Tahun 1941, angkatan laut kekaisaran Jepang memberangkatkan 353 pesawat ke Amerika, bukan dalam rangka kunjungan kerja, melainkan serangan mendadak terhadap angkatan laut Amerika Serikat. Peristiwa tersebut dinamai dengan Pearl Harbour sebab serangan Jepang mengarah pada pangkalan AL Amerika di Pearl Harbour, Hawai.
Serangan pada pagi hari itu menewaskan banyak pasukan Amerika, jumlahnya ribuan. Sementara Jepang hanya kehilangan 39 pesawat tempurnya, seketika negera adidaya itu menyatakan perang terhadap Jepang. Bahkan, menyeret Amerika ke gelanggang perang Pasifik yaitu perang dunia II secara langsung yang sebelumnya memilih tidak akan terlibat.

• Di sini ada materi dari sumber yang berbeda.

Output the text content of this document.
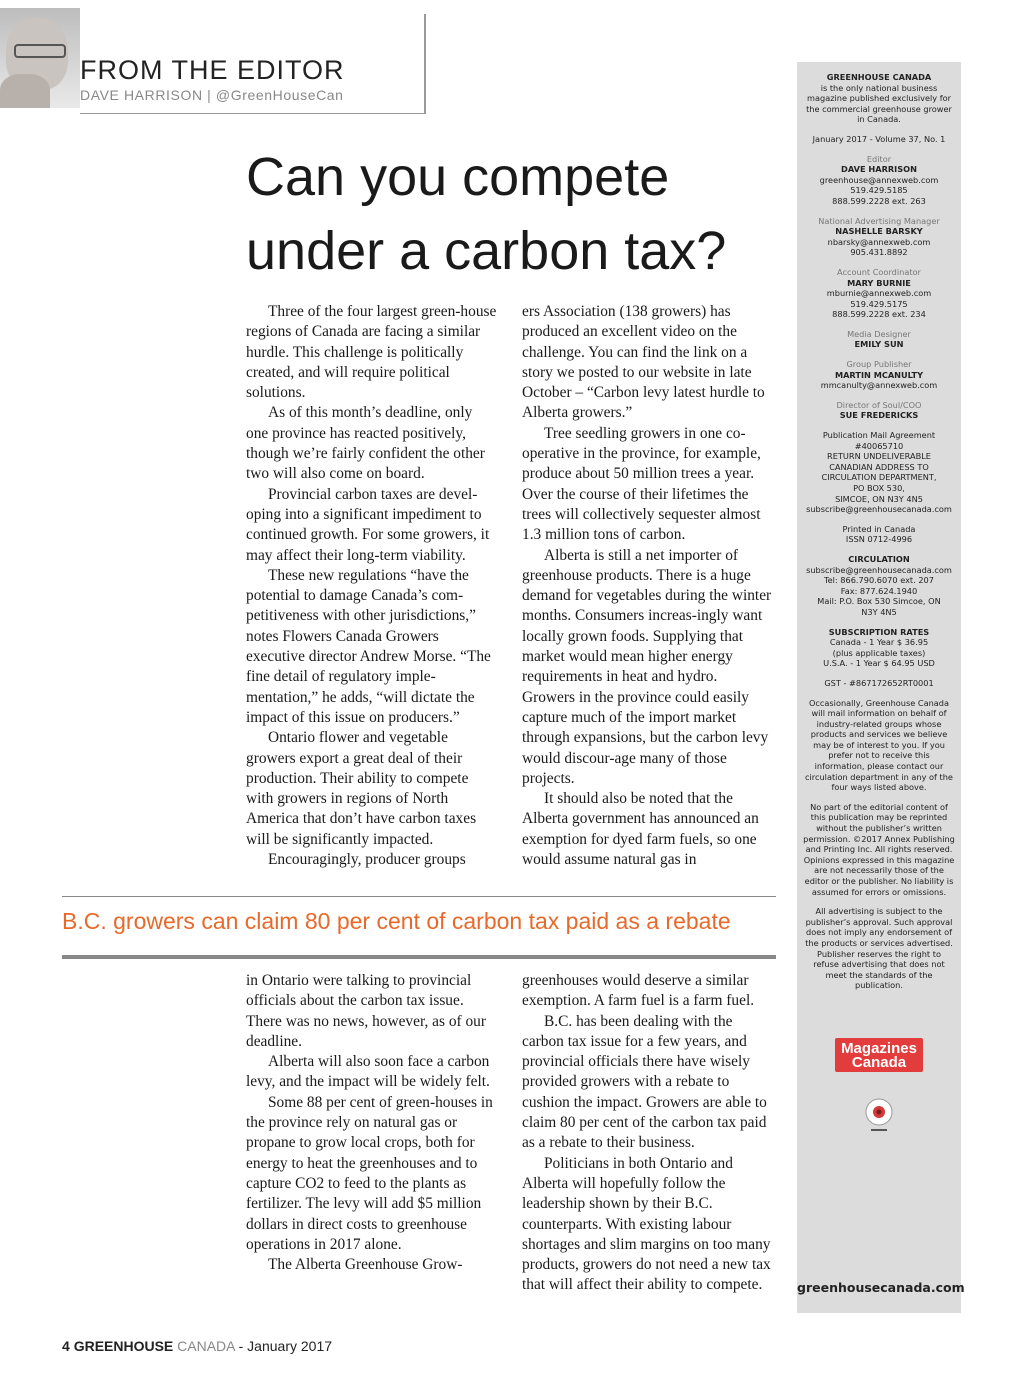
FROM THE EDITOR
DAVE HARRISON | @GreenHouseCan
Can you compete
under a carbon tax?

Three of the four largest green-house regions of Canada are facing a similar hurdle. This challenge is politically created, and will require political solutions.

As of this month’s deadline, only one province has reacted positively, though we’re fairly confident the other two will also come on board.

Provincial carbon taxes are devel-oping into a significant impediment to continued growth. For some growers, it may affect their long-term viability.

These new regulations “have the potential to damage Canada’s com-petitiveness with other jurisdictions,” notes Flowers Canada Growers executive director Andrew Morse. “The fine detail of regulatory imple-mentation,” he adds, “will dictate the impact of this issue on producers.”

Ontario flower and vegetable growers export a great deal of their production. Their ability to compete with growers in regions of North America that don’t have carbon taxes will be significantly impacted.

Encouragingly, producer groups

ers Association (138 growers) has produced an excellent video on the challenge. You can find the link on a story we posted to our website in late October – “Carbon levy latest hurdle to Alberta growers.”

Tree seedling growers in one co-operative in the province, for example, produce about 50 million trees a year. Over the course of their lifetimes the trees will collectively sequester almost 1.3 million tons of carbon.

Alberta is still a net importer of greenhouse products. There is a huge demand for vegetables during the winter months. Consumers increas-ingly want locally grown foods. Supplying that market would mean higher energy requirements in heat and hydro. Growers in the province could easily capture much of the import market through expansions, but the carbon levy would discour-age many of those projects.

It should also be noted that the Alberta government has announced an exemption for dyed farm fuels, so one would assume natural gas in

B.C. growers can claim 80 per cent of carbon tax paid as a rebate

in Ontario were talking to provincial officials about the carbon tax issue. There was no news, however, as of our deadline.

Alberta will also soon face a carbon levy, and the impact will be widely felt.

Some 88 per cent of green-houses in the province rely on natural gas or propane to grow local crops, both for energy to heat the greenhouses and to capture CO2 to feed to the plants as fertilizer. The levy will add $5 million dollars in direct costs to greenhouse operations in 2017 alone.

The Alberta Greenhouse Grow-

greenhouses would deserve a similar exemption. A farm fuel is a farm fuel.

B.C. has been dealing with the carbon tax issue for a few years, and provincial officials there have wisely provided growers with a rebate to cushion the impact. Growers are able to claim 80 per cent of the carbon tax paid as a rebate to their business.

Politicians in both Ontario and Alberta will hopefully follow the leadership shown by their B.C. counterparts. With existing labour shortages and slim margins on too many products, growers do not need a new tax that will affect their ability to compete.

4 GREENHOUSE CANADA - January 2017
GREENHOUSE CANADA
is the only national business magazine published exclusively for the commercial greenhouse grower in Canada.
January 2017 - Volume 37, No. 1
Editor
DAVE HARRISON
greenhouse@annexweb.com
519.429.5185
888.599.2228 ext. 263
National Advertising Manager
NASHELLE BARSKY
nbarsky@annexweb.com
905.431.8892
Account Coordinator
MARY BURNIE
mburnie@annexweb.com
519.429.5175
888.599.2228 ext. 234
Media Designer
EMILY SUN
Group Publisher
MARTIN MCANULTY
mmcanulty@annexweb.com
Director of Soul/COO
SUE FREDERICKS
Publication Mail Agreement
#40065710
RETURN UNDELIVERABLE
CANADIAN ADDRESS TO
CIRCULATION DEPARTMENT,
PO BOX 530,
SIMCOE, ON N3Y 4N5
subscribe@greenhousecanada.com
Printed in Canada
ISSN 0712-4996
CIRCULATION
subscribe@greenhousecanada.com
Tel: 866.790.6070 ext. 207
Fax: 877.624.1940
Mail: P.O. Box 530 Simcoe, ON
N3Y 4N5
SUBSCRIPTION RATES
Canada - 1 Year $ 36.95
(plus applicable taxes)
U.S.A. - 1 Year $ 64.95 USD
GST - #867172652RT0001
Occasionally, Greenhouse Canada will mail information on behalf of industry-related groups whose products and services we believe may be of interest to you. If you prefer not to receive this information, please contact our circulation department in any of the four ways listed above.
No part of the editorial content of this publication may be reprinted without the publisher’s written permission. ©2017 Annex Publishing and Printing Inc. All rights reserved. Opinions expressed in this magazine are not necessarily those of the editor or the publisher. No liability is assumed for errors or omissions.
All advertising is subject to the publisher’s approval. Such approval does not imply any endorsement of the products or services advertised. Publisher reserves the right to refuse advertising that does not meet the standards of the publication.
Magazines Canada
greenhousecanada.com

Selama ini, sejarah fokus pada tragedi Pearl Harbour, di filmnya pun demikian. Padahal, setelah itu Jepang berkelana untuk melakukan invasi ke Asia Tenggara, pasukan Jepang mendarat di Patani, Thailand, di Kowloon, Hongkong, Filipina dan juga banyak mendarat di kepulauan Pasifik. Bahkan, Jepang berhasil mengusir Inggris dari Singapur.
Tidak mungkin invasi Jepang dilakukan sscara tiba-tiba, pastinya sudah di desain sedemikian rupa oleh petinggi tentara Jepang. Dulu, waktu di sekolah dasar, pada pelajaran IPS, ada istilah 3A, kepanjangan dari Jepang Cahaya Asia, Jepang Pelindung Asia dan Jepang Pemimpin Asia. Kebijakan invasi dan perang yang diambil petinggi tentara Jepang, menjadikan negara tirai bambu itu sebagai negara Asia yang paling banyak menjajah sesama negara Asia.
Demkianlah seharusnya pejabat negara, menyusun rencana dan kebijakan, bukan meluluhlantakkan negaranya sendiri melainkan agar negaranya berjaya ke saentero dunia. Bukan hanya soal perang, ketika Hirosima di Bom Atom, Kaisar Hirohito segera memerintahkan pejabatnya untuk menghitung berapa jumlah guru yang tersisa. Dan, berkat perhatiannya terhadap pendidikan, Jepang mampu kembali berdiri bahkan berlari dan menyalip negara-negara tetangganya.
Akhir sejarah epic Jepang seharusnya menjadi pelajaran. Tapi, Indonesia masih sulit untuk menirunya, pendidikan masih terus mengalami kemelud yang tidak ada ujungnya, baru-baru ini kebijakan kenaikan UKT membuat beberapa Mahasiswa Baru di salah satu kampus mundur, memilih tidak melanjutkan kuliah karena merasa tidak mampu. Akhirnya, Permen No 2 Tahun 2024 tentang kenaikan UKT dibatalkan. Artinya, kebijakan ini tidak disusun atas dasar perencanaan yang matang dan masukan dari banyak orang, sehingga bila diteruskan akan membuat wajah pendidikan kian buram.
Kaisar Hirohito menanyakan jumlah guru yang tersisa, di sini, guru nelangsa dibiarkan begitu saja, ikhlas beramal katanya, mencari barokah katanya, mengabdi katanya dan sederet doktrin lainnya. Perguruan Tinggi yang dianggap sebagai rahimnya para tokoh bangsa, dari kampus lahir pejabat-pejabat selanjutnya, hanya dianggarkan 0,9% dari APBN untuk PTN dan PTS, makanya banyak lahir bayi-bayi prematur yang kelak akan mengikuti jejak Nadiem Makarim, dimusuhi oleh rakyatnya, didemo oleh mahasiswa.